Dans un monde troublé, dans une France agitée, il y a comme une miraculeuse accalmie : on attend avec une extrême impatience la publication, le 4 janvier 2019, du roman de Michel Houellebecq, Sérotonine. Un temps, la littérature a pris le pouvoir.

Pour ma part, je n'aurai même pas besoin de le lire pour me confirmer que cet auteur est le plus grand romancier français. En effet la puissance ironique, prophétique et dévastatrice de chacun de ses ouvrages m'a, à chaque fois, comblé et bouleversé, tant leur limpidité narrative rendait encore plus sensible la présence des explosifs et des fulgurances que leur histoire enfermait.

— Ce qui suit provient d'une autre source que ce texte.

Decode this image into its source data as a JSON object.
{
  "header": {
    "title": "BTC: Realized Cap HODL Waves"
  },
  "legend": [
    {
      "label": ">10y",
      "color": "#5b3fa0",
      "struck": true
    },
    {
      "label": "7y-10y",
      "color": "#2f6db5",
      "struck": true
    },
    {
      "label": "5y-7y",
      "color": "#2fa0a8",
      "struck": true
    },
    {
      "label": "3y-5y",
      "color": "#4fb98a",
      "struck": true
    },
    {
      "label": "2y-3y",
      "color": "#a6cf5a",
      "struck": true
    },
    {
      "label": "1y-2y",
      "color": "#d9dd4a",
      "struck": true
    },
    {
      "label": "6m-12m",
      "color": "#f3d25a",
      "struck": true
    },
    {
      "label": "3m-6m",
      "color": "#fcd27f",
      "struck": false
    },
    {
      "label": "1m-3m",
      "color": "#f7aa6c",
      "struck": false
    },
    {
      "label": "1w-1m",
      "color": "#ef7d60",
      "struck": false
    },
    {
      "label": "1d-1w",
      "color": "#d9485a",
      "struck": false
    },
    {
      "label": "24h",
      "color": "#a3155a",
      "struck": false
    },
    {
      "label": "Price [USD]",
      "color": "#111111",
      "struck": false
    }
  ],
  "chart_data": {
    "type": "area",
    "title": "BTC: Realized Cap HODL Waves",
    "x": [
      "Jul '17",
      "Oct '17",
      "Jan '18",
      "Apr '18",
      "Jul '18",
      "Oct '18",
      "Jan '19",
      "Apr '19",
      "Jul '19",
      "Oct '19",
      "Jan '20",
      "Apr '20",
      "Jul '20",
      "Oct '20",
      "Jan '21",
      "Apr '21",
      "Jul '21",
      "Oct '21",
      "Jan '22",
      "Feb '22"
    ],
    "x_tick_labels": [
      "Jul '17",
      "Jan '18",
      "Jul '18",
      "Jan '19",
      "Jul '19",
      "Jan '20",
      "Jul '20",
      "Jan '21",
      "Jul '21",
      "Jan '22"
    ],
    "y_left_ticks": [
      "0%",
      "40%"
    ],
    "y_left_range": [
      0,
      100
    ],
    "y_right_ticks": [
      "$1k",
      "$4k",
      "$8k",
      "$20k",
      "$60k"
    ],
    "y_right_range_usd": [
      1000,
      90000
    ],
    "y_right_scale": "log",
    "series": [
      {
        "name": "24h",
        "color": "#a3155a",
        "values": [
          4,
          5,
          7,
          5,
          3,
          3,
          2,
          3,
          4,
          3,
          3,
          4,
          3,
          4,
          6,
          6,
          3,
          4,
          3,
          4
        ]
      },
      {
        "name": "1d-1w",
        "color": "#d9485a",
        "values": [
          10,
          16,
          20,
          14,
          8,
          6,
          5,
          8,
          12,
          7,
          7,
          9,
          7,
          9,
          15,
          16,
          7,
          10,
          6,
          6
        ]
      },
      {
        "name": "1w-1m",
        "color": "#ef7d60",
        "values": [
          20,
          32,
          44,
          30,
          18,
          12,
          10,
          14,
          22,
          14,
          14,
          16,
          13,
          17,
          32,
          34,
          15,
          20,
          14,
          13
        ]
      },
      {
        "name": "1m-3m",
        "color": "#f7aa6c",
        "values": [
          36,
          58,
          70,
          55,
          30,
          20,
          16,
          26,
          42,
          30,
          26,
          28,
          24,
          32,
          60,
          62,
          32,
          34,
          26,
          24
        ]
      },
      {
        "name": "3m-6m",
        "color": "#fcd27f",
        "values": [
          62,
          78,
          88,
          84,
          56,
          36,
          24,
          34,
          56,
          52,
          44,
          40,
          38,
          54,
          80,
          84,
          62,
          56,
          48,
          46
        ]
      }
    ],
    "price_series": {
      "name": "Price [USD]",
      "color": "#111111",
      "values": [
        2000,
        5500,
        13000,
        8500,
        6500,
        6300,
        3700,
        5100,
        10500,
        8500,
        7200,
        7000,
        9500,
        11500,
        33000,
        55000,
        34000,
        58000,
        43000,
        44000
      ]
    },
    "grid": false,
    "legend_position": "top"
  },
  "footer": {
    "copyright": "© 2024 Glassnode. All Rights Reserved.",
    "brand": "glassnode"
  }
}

Il me semble, toutefois, que mon regard sur lui a changé, s'est enrichi, et que mon attente fébrile s'est lestée d'une sorte de fierté à l'idée de savoir que Michel Houellebecq est français et qu'il appartient à notre communauté avec son intelligence provocatrice, ses choix politiques qui se moquent comme d'une guigne de ce que les médias officiels vont penser d'eux et son génie littéraire qui fait que son livre à peine lu, on voudrait amicalement le pousser le plus vite possible vers le prochain.

Il paraît qu'il a commencé à écrire Sérotonine alors qu'il souffrait d'une grave dépression avec une vie encombrée de beaucoup d'ombres et de dérives. Il a recouvré depuis, apparemment, un équilibre à sa façon, une harmonie selon ses critères, un bonheur forcément étrange avec lui.

Le signe, aussi, de l'incroyable aura de Michel Houellebecq est qu'il est parvenu à donner du talent et de la finesse à la plupart des critiques qui, depuis quelques jours, écrivent sur Sérotonine (Le Monde).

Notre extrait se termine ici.